Blenderを用いて作成したフェンス↑
制作 – 3「ようやく制作開始なのです」
構想も練って、素材も集め終わったらいよいよ映像制作開始です。うおー。絵コンテも素材もあるので、基本的にはその通りに制作を進めていきます。何も構想を練っていない映像制作に比べて作業がとてもスムーズに進みます。
ですが、準備たくさんしたんだからすぐに終わるかな?と思いきや全然終わりません。これが。絵コンテの段階でこういう演出をしたいな頭の中で想像しても、それを思い通りに出力できるとは限りません。どうやってエフェクトかけたらいいんだ…?エクスプレッション?テキストのアニメーター? …世の中にはわからないことがいっぱいです。そのような壁に当たったら、やりたいことのスキル的な問題点を分割して考えています。分割してひとつひとつ解決していって、最終的に自分の想定していた演出にこぎつける感じです。映像を編集するときは大体ブラウザのタブがとんでもないことになります。大変ですが、色々調べてピースをはめていく感覚はとても楽しいです。
制作画面はこんなかんじ↓


制作 – 4「チェックワンツー」
さて映像が完成しました!といってもこれで終わりではないです。色々とチェックすることがあります。例えば歌詞の確認だったり、出力して改めて見てみたらなんか気に入らなかったり…みたいな感じで、一通り完成しても一筋縄でいくことは少ないです。

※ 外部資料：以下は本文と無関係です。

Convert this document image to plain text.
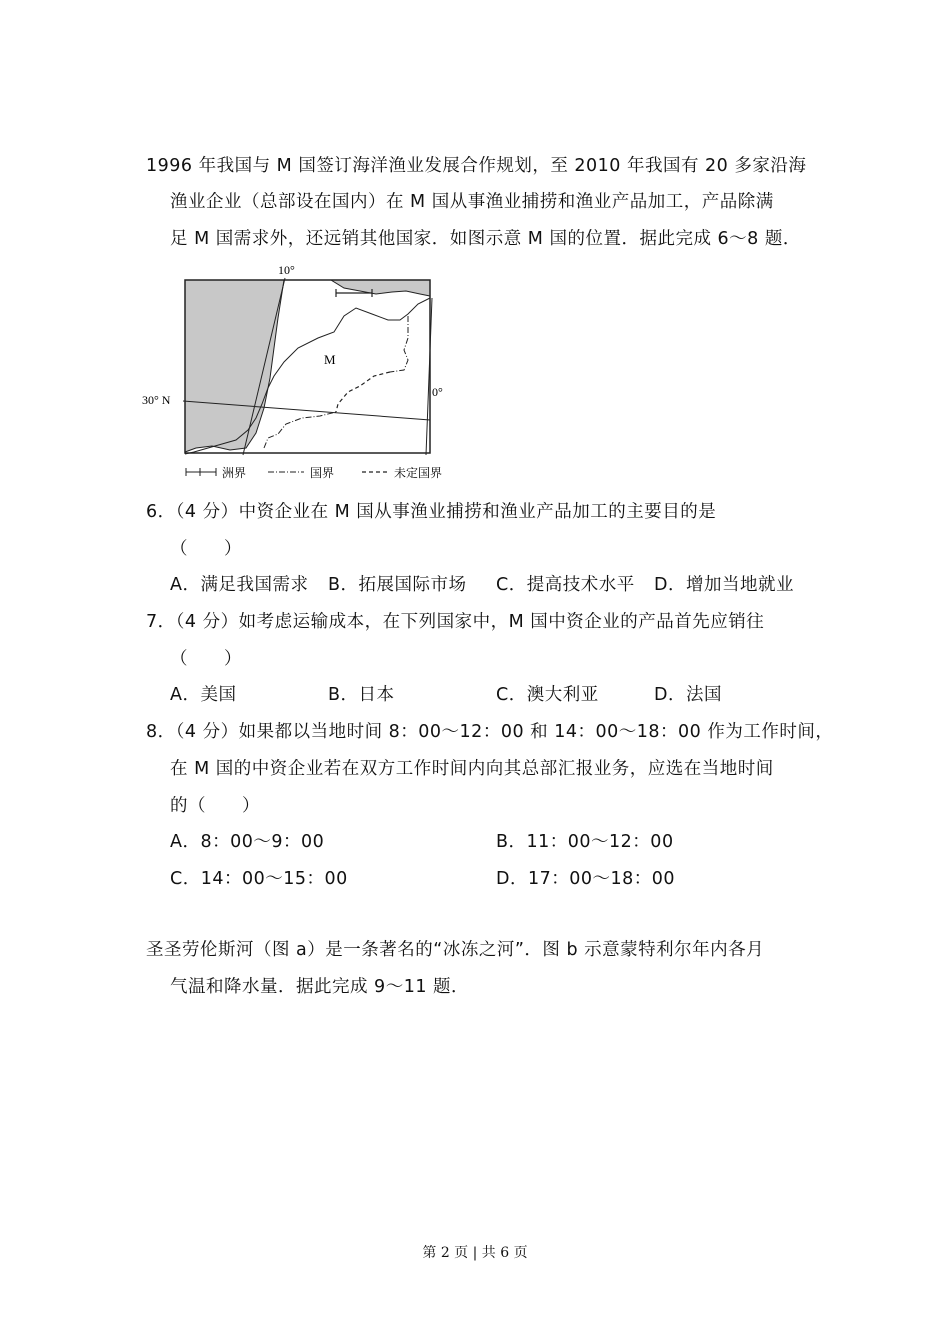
1996 年我国与 M 国签订海洋渔业发展合作规划，至 2010 年我国有 20 多家沿海
渔业企业（总部设在国内）在 M 国从事渔业捕捞和渔业产品加工，产品除满
足 M 国需求外，还远销其他国家．如图示意 M 国的位置．据此完成 6～8 题．
10°
30° N
0°
M
洲界	国界	未定国界
6．（4 分）中资企业在 M 国从事渔业捕捞和渔业产品加工的主要目的是
（　　）
A．满足我国需求 B．拓展国际市场 C．提高技术水平 D．增加当地就业
7．（4 分）如考虑运输成本，在下列国家中，M 国中资企业的产品首先应销往
（　　）
A．美国	B．日本	C．澳大利亚	D．法国
8．（4 分）如果都以当地时间 8：00～12：00 和 14：00～18：00 作为工作时间，
在 M 国的中资企业若在双方工作时间内向其总部汇报业务，应选在当地时间
的（　　）
A．8：00～9：00	B．11：00～12：00
C．14：00～15：00	D．17：00～18：00
圣圣劳伦斯河（图 a）是一条著名的“冰冻之河”．图 b 示意蒙特利尔年内各月
气温和降水量．据此完成 9～11 题．
第 2 页 | 共 6 页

また電歌祭で上映する状況ならではの確認要素もありまして、それが「プロジェクターで投影した際の色味問題」です。普段私たちはPCのモニターを用いて、編集をしたり、歌詞チェックをしたりしています。ですが本番ではプロジェクターで壁面に投影するため、モニターの時と全く色が違います。白飛びしやすかったりコントラストが低くなってしまったりと、プロジェクターならではの問題が生まれてきます。そこで背景映像班では、数回ほど実際に体育館に突撃してプロジェクターで映像を投影し確認して修正というプロセスを踏んでいました。
制作 – 5「満足じゃ」
色々修正して確認して、もー満足!となったら完成です。ここまで長かった…。達成感あり、疲労感あり…、HP、なし…。
余談
これに加えて班長としての業務も色々あったので大変でした。
ここまで読んでいただきありがとうございます。背景映像班のお仕事は大体伝わりましたでしょうか?色々な段階を踏んで、イラストの依頼などをして協力していただき、映像が完成した時の感動は計り知れないです。楽しいー。その映像をでかでかと体育館に投影した時もたのしかった。
全員がこの手順を踏んで映像を制作しているとは限りませんが、班員全員が、ライブをより良いものにするために映像を作っていますし、自分の担当曲に対する思い入れもあると思います。ぜひライブにお越しいただく皆さまには、ライブのアゲアゲ感を全身で楽しみつつ、ちょこっと制作の裏側も思い出していただければと思います。